Another patient was sent up by the doctor. He seemed so sick and weak it appeared a wonder that he could still walk. He was a poor Jew, suffering from stomach trouble. Emaciated, yellow, with an expression of intense suffering on his face, which was deeply furrowed by wrinkles, with a beard a week old, and his long, pointed nose, he looked like a sick vulture.
When he begged for special food, the orderly sarcastically offered him the choice between filet mignon with potatoes, or cutlets with French peas. The doctor, however, realized that unless he was put on a special diet, the man would die on his hands.

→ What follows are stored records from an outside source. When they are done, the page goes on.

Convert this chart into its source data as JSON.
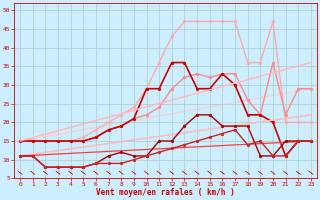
{
  "background_color": "#cceeff",
  "grid_color": "#aacccc",
  "xlabel": "Vent moyen/en rafales ( km/h )",
  "xlim": [
    -0.5,
    23.5
  ],
  "ylim": [
    5,
    52
  ],
  "yticks": [
    5,
    10,
    15,
    20,
    25,
    30,
    35,
    40,
    45,
    50
  ],
  "xticks": [
    0,
    1,
    2,
    3,
    4,
    5,
    6,
    7,
    8,
    9,
    10,
    11,
    12,
    13,
    14,
    15,
    16,
    17,
    18,
    19,
    20,
    21,
    22,
    23
  ],
  "lines": [
    {
      "x": [
        0,
        1,
        2,
        3,
        4,
        5,
        6,
        7,
        8,
        9,
        10,
        11,
        12,
        13,
        14,
        15,
        16,
        17,
        18,
        19,
        20,
        21,
        22,
        23
      ],
      "y": [
        15,
        15,
        15,
        15,
        15,
        16,
        18,
        20,
        22,
        24,
        29,
        36,
        43,
        47,
        47,
        47,
        47,
        47,
        36,
        36,
        47,
        20,
        20,
        20
      ],
      "color": "#ffaaaa",
      "lw": 1.0,
      "marker": "o",
      "ms": 2.0
    },
    {
      "x": [
        0,
        1,
        2,
        3,
        4,
        5,
        6,
        7,
        8,
        9,
        10,
        11,
        12,
        13,
        14,
        15,
        16,
        17,
        18,
        19,
        20,
        21,
        22,
        23
      ],
      "y": [
        15,
        15,
        15,
        15,
        15,
        15,
        16,
        18,
        19,
        21,
        22,
        24,
        29,
        32,
        33,
        32,
        33,
        33,
        26,
        22,
        36,
        22,
        29,
        29
      ],
      "color": "#ff8888",
      "lw": 1.0,
      "marker": "o",
      "ms": 2.0
    },
    {
      "x": [
        0,
        1,
        2,
        3,
        4,
        5,
        6,
        7,
        8,
        9,
        10,
        11,
        12,
        13,
        14,
        15,
        16,
        17,
        18,
        19,
        20,
        21,
        22,
        23
      ],
      "y": [
        15,
        15,
        15,
        15,
        15,
        15,
        16,
        18,
        19,
        21,
        29,
        29,
        36,
        36,
        29,
        29,
        33,
        30,
        22,
        22,
        20,
        11,
        15,
        15
      ],
      "color": "#cc0000",
      "lw": 1.2,
      "marker": "o",
      "ms": 2.0
    },
    {
      "x": [
        0,
        23
      ],
      "y": [
        15,
        36
      ],
      "color": "#ffbbbb",
      "lw": 1.0,
      "marker": null
    },
    {
      "x": [
        0,
        23
      ],
      "y": [
        11,
        22
      ],
      "color": "#ffbbbb",
      "lw": 1.0,
      "marker": null
    },
    {
      "x": [
        0,
        23
      ],
      "y": [
        11,
        15
      ],
      "color": "#ffcccc",
      "lw": 1.0,
      "marker": null
    },
    {
      "x": [
        0,
        23
      ],
      "y": [
        11,
        15
      ],
      "color": "#dd4444",
      "lw": 0.8,
      "marker": null
    },
    {
      "x": [
        0,
        1,
        2,
        3,
        4,
        5,
        6,
        7,
        8,
        9,
        10,
        11,
        12,
        13,
        14,
        15,
        16,
        17,
        18,
        19,
        20,
        21,
        22,
        23
      ],
      "y": [
        11,
        11,
        8,
        8,
        8,
        8,
        9,
        11,
        12,
        11,
        11,
        15,
        15,
        19,
        22,
        22,
        19,
        19,
        19,
        11,
        11,
        15,
        15,
        15
      ],
      "color": "#aa0000",
      "lw": 1.0,
      "marker": "o",
      "ms": 2.0
    },
    {
      "x": [
        0,
        1,
        2,
        3,
        4,
        5,
        6,
        7,
        8,
        9,
        10,
        11,
        12,
        13,
        14,
        15,
        16,
        17,
        18,
        19,
        20,
        21,
        22,
        23
      ],
      "y": [
        11,
        11,
        8,
        8,
        8,
        8,
        9,
        9,
        9,
        10,
        11,
        12,
        13,
        14,
        15,
        16,
        17,
        18,
        14,
        15,
        11,
        11,
        15,
        15
      ],
      "color": "#cc2222",
      "lw": 1.0,
      "marker": "o",
      "ms": 2.0
    }
  ],
  "axis_fontsize": 5.5,
  "tick_fontsize": 4.5
}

He had been sentenced to two months in the penitentiary for stealing two packages of cigarettes, and the judge did not realize that it was his death sentence. The tenacity of the man in clinging to life was amazing; it exemplified anew the remarkable vitality of his race.
He was always disobeying the doctor's orders. He tried to get up from his bed one afternoon, but he fell, and the bed pan, with all its contents, emptied over him and all over the floor. I ran to assist him, but—I was never well in prison—the stench was so overpowering that I became sick and hesitated for a moment, and had to turn away. Two convicts who had joined me saw my sickly face and smilingly said: "Never mind, boss; you go to the window to get some fresh air. We'll clean up the mess for you."
Everybody wondered how the poor man had managed to keep a flicker of life in a body which was mere bone and skin.
One night in my sleep I imagined that I had heard him call. As I sat up in my cot I heard his rattling, hoarse whisper calling the night orderly: "Oh, Mr——, please give me some water! A glass of water! I am dying!"
The orderly, who had been sleeping with his feet on the desk, woke up, looked towards the patient, changed the position of his feet, and shouted: "Ah, shut up, you kike!"
I got up and brought him a glass of water. He thanked me, and whispered: "I am dying! I don't want to die in jail!"